Why Are So Many Businesses Struggling To Justify Their Tech Spending?

We spoke about VistaPrint research showing that many business owners felt positive about growth during the year ahead. Tech and automation were one reason for that outlook because owners believed those tools could help them win customers and handle workloads more efficiently.

Now, a new survey from 3stepIT indicates that the enthusiasm has not disappeared, but businesses are struggling to explain and justify tech spending.

The company found a disconnect between what organisations expect tech to deliver and how investment decisions get made.

Many organisations view tech as one of the leading drivers of business value and many also struggle to relate spending decisions with long term business outcomes.

 

What Is Stopping Organisations From Justifying Spending?

 

The research found organisations have huge expectations for tech but often use different criteria when deciding where money goes.

According to the survey, 82% of organisations rank tech and people as the leading drivers of business value. Only 16% fully agree there is a connection between business strategy and tech procurement.

A total of 83% said tech drives efficiency but just 8% treat tech as a business critical investment consideration.

And the disconnect continues throughout other business areas, too.

Security shows the same thing throughout organisations. The survey found that 62% view security as a top business threat, but only 49% rate data protection as a high investment priority.

Those responses mean that organisations expect a great deal from tech but do not always use those expectations when making purchasing decisions.

 

 

Are Organisations Buying Tech For The Wrong Reasons?

 

The research found that purchasing decisions often revolve around short term costs.

Many organisations make decisions using information available during purchase discussions rather than examining the entire lifespan of a tech investment.

Even though tech budgets continue getting larger, 64% said they rejected a superior tech solution because of initial cost. Another 67% said purchase price carries too much influence during procurement decisions.

That creates a problem for leaders who must explain spending outcomes later. Nearly 90% said they are evaluated on the overall business value created through tech. But still, 58% said they do not have an effective way to demonstrate long term value.

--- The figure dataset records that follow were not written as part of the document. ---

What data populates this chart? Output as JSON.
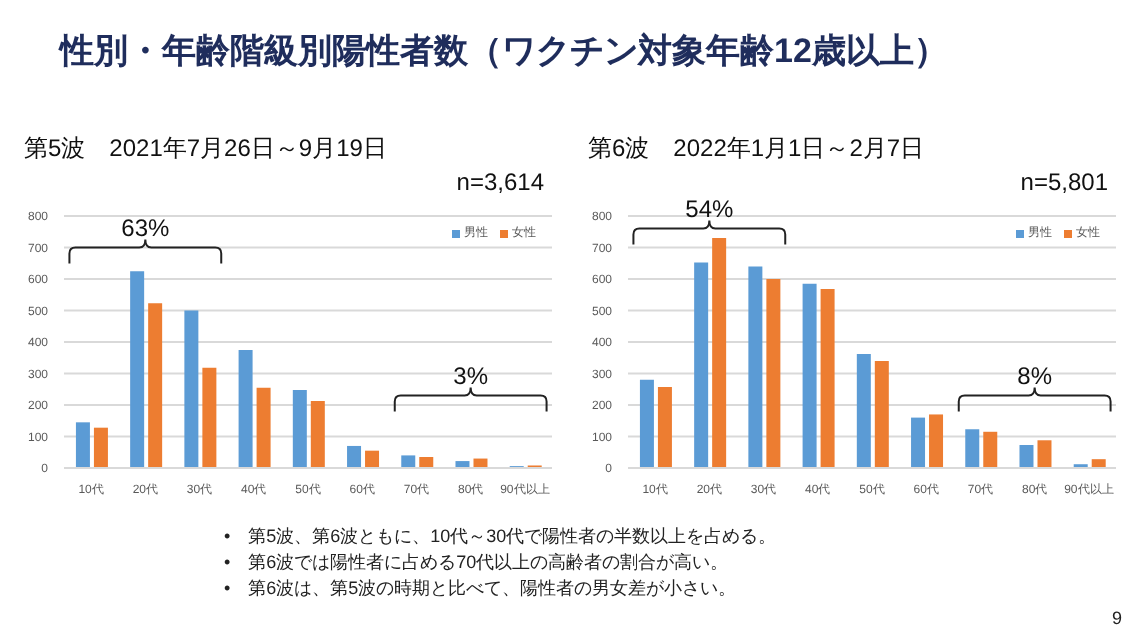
{
  "chart_data": [
    {
      "type": "bar",
      "title": "性別・年齢階級別陽性者数（ワクチン対象年齢12歳以上）",
      "subtitle": "第5波　2021年7月26日～9月19日",
      "categories": [
        "10代",
        "20代",
        "30代",
        "40代",
        "50代",
        "60代",
        "70代",
        "80代",
        "90代以上"
      ],
      "series": [
        {
          "name": "男性",
          "color": "#5b9bd5",
          "values": [
            145,
            625,
            500,
            375,
            248,
            70,
            40,
            22,
            6
          ]
        },
        {
          "name": "女性",
          "color": "#ed7d31",
          "values": [
            128,
            523,
            318,
            255,
            213,
            55,
            35,
            30,
            8
          ]
        }
      ],
      "ylim": [
        0,
        800
      ],
      "yticks": [
        0,
        100,
        200,
        300,
        400,
        500,
        600,
        700,
        800
      ],
      "grid": "y",
      "legend": "top right",
      "annotations": [
        "n=3,614",
        "63%",
        "3%"
      ]
    },
    {
      "type": "bar",
      "subtitle": "第6波　2022年1月1日～2月7日",
      "categories": [
        "10代",
        "20代",
        "30代",
        "40代",
        "50代",
        "60代",
        "70代",
        "80代",
        "90代以上"
      ],
      "series": [
        {
          "name": "男性",
          "color": "#5b9bd5",
          "values": [
            280,
            652,
            640,
            585,
            362,
            160,
            123,
            73,
            12
          ]
        },
        {
          "name": "女性",
          "color": "#ed7d31",
          "values": [
            257,
            730,
            600,
            568,
            340,
            170,
            115,
            88,
            28
          ]
        }
      ],
      "ylim": [
        0,
        800
      ],
      "yticks": [
        0,
        100,
        200,
        300,
        400,
        500,
        600,
        700,
        800
      ],
      "grid": "y",
      "legend": "top right",
      "annotations": [
        "n=5,801",
        "54%",
        "8%",
        "•　第5波、第6波ともに、10代～30代で陽性者の半数以上を占める。",
        "•　第6波では陽性者に占める70代以上の高齢者の割合が高い。",
        "•　第6波は、第5波の時期と比べて、陽性者の男女差が小さい。",
        "9"
      ]
    }
  ]
}
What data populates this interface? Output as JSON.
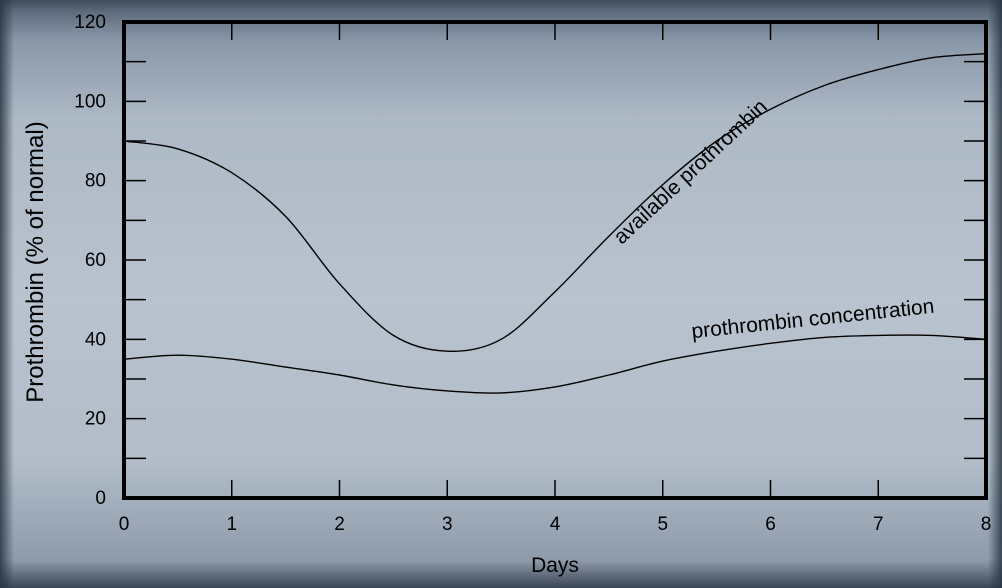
{
  "chart_data": {
    "type": "line",
    "title": "",
    "xlabel": "Days",
    "ylabel": "Prothrombin (% of normal)",
    "xlim": [
      0,
      8
    ],
    "ylim": [
      0,
      120
    ],
    "x_ticks": [
      "0",
      "1",
      "2",
      "3",
      "4",
      "5",
      "6",
      "7",
      "8"
    ],
    "y_ticks": [
      "0",
      "20",
      "40",
      "60",
      "80",
      "100",
      "120"
    ],
    "grid": false,
    "legend": "none",
    "series": [
      {
        "name": "available prothrombin",
        "x": [
          0,
          0.5,
          1,
          1.5,
          2,
          2.5,
          3,
          3.5,
          4,
          4.5,
          5,
          5.5,
          6,
          6.5,
          7,
          7.5,
          8
        ],
        "y": [
          90,
          88,
          82,
          71,
          54,
          41,
          37,
          40,
          52,
          66,
          79,
          90,
          98,
          104,
          108,
          111,
          112
        ]
      },
      {
        "name": "prothrombin concentration",
        "x": [
          0,
          0.5,
          1,
          1.5,
          2,
          2.5,
          3,
          3.5,
          4,
          4.5,
          5,
          5.5,
          6,
          6.5,
          7,
          7.5,
          8
        ],
        "y": [
          35,
          36,
          35,
          33,
          31,
          28.5,
          27,
          26.5,
          28,
          31,
          34.5,
          37,
          39,
          40.5,
          41,
          41,
          40
        ]
      }
    ],
    "annotations": [
      {
        "text": "available prothrombin",
        "x": 5.3,
        "y": 81,
        "angle": -43
      },
      {
        "text": "prothrombin concentration",
        "x": 6.4,
        "y": 43.5,
        "angle": -6
      }
    ]
  }
}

Jakob Lagander, CEO of 3stepIT, said, “Technology has shifted from a collection of operational tools to critical infrastructure that organisations fundamentally rely on. But the investment impact gap is undermining tech value and exposing organizations to critical business risks from procurement to retirement. Today, nearly 90% of leaders are evaluated on the overall business impact of technology, yet most are making investment decisions without visibility of their lifecycle consequences.”

 

What Happens After The Purchase?

 

The research found many organisations spend much more time evaluating purchase costs than examining what happens later as 74% prioritise the data security of active assets over retired assets when making investment decisions, and 26% recover no value from decommissioned tech assets.

Retirement, disposal, security and compliance all have financial consequences throughout a tech asset’s lifespan.

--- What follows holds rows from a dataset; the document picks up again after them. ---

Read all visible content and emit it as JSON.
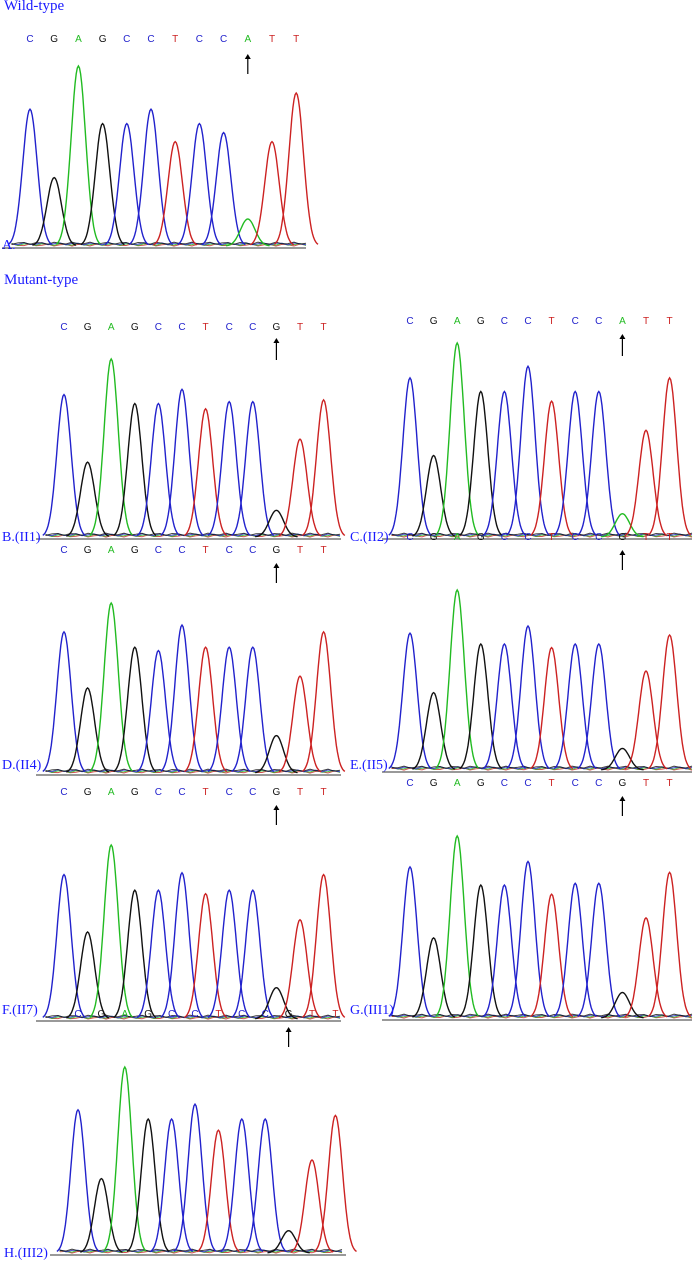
{
  "titles": {
    "wild_type": "Wild-type",
    "mutant_type": "Mutant-type"
  },
  "colors": {
    "A": "#22bb22",
    "C": "#2222cc",
    "G": "#111111",
    "T": "#cc2222",
    "label": "#1a1aff"
  },
  "panels": [
    {
      "id": "A",
      "label": "A.",
      "sequence": [
        "C",
        "G",
        "A",
        "G",
        "C",
        "C",
        "T",
        "C",
        "C",
        "A",
        "T",
        "T"
      ],
      "heights": [
        0.76,
        0.38,
        1.0,
        0.68,
        0.68,
        0.76,
        0.58,
        0.68,
        0.63,
        0.15,
        0.58,
        0.85
      ]
    },
    {
      "id": "B",
      "label": "B.(II1)",
      "sequence": [
        "C",
        "G",
        "A",
        "G",
        "C",
        "C",
        "T",
        "C",
        "C",
        "G",
        "T",
        "T"
      ],
      "heights": [
        0.8,
        0.42,
        1.0,
        0.75,
        0.75,
        0.83,
        0.72,
        0.76,
        0.76,
        0.15,
        0.55,
        0.77
      ]
    },
    {
      "id": "C",
      "label": "C.(II2)",
      "sequence": [
        "C",
        "G",
        "A",
        "G",
        "C",
        "C",
        "T",
        "C",
        "C",
        "A",
        "T",
        "T"
      ],
      "heights": [
        0.82,
        0.42,
        1.0,
        0.75,
        0.75,
        0.88,
        0.7,
        0.75,
        0.75,
        0.12,
        0.55,
        0.82
      ]
    },
    {
      "id": "D",
      "label": "D.(II4)",
      "sequence": [
        "C",
        "G",
        "A",
        "G",
        "C",
        "C",
        "T",
        "C",
        "C",
        "G",
        "T",
        "T"
      ],
      "heights": [
        0.83,
        0.5,
        1.0,
        0.74,
        0.72,
        0.87,
        0.74,
        0.74,
        0.74,
        0.22,
        0.57,
        0.83
      ]
    },
    {
      "id": "E",
      "label": "E.(II5)",
      "sequence": [
        "C",
        "G",
        "A",
        "G",
        "C",
        "C",
        "T",
        "C",
        "C",
        "G",
        "T",
        "T"
      ],
      "heights": [
        0.76,
        0.43,
        1.0,
        0.7,
        0.7,
        0.8,
        0.68,
        0.7,
        0.7,
        0.12,
        0.55,
        0.75
      ]
    },
    {
      "id": "F",
      "label": "F.(II7)",
      "sequence": [
        "C",
        "G",
        "A",
        "G",
        "C",
        "C",
        "T",
        "C",
        "C",
        "G",
        "T",
        "T"
      ],
      "heights": [
        0.83,
        0.5,
        1.0,
        0.74,
        0.74,
        0.84,
        0.72,
        0.74,
        0.74,
        0.18,
        0.57,
        0.83
      ]
    },
    {
      "id": "G",
      "label": "G.(III1)",
      "sequence": [
        "C",
        "G",
        "A",
        "G",
        "C",
        "C",
        "T",
        "C",
        "C",
        "G",
        "T",
        "T"
      ],
      "heights": [
        0.83,
        0.44,
        1.0,
        0.73,
        0.73,
        0.86,
        0.68,
        0.74,
        0.74,
        0.14,
        0.55,
        0.8
      ]
    },
    {
      "id": "H",
      "label": "H.(III2)",
      "sequence": [
        "C",
        "G",
        "A",
        "G",
        "C",
        "C",
        "T",
        "C",
        "C",
        "G",
        "T",
        "T"
      ],
      "heights": [
        0.77,
        0.4,
        1.0,
        0.72,
        0.72,
        0.8,
        0.66,
        0.72,
        0.72,
        0.12,
        0.5,
        0.74
      ]
    }
  ]
}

Carmen Ene, CEO of BNP Paribas 3 Step IT, said, “Tech investment decisions shape long-term value and risk. But too often, they are made with a transactional, short-term lens. Having a lifecycle view upfront can be the difference between locking in hidden costs and vulnerabilities, or building resilience and long-term competitive advantage.”

So, in short, the research is saying that many organisations are very much aware of what they’re doing when it comes to purchase costs, but less attention is paid to possible consequences arriving years later.

This is due to the fact that investment decisions are often made using information available at the point of purchase, such as price and immediate operational requirements, rather than considering the full lifecycle costs or risks, because like AI, the value of the tech asset is currently unknown for the years to come.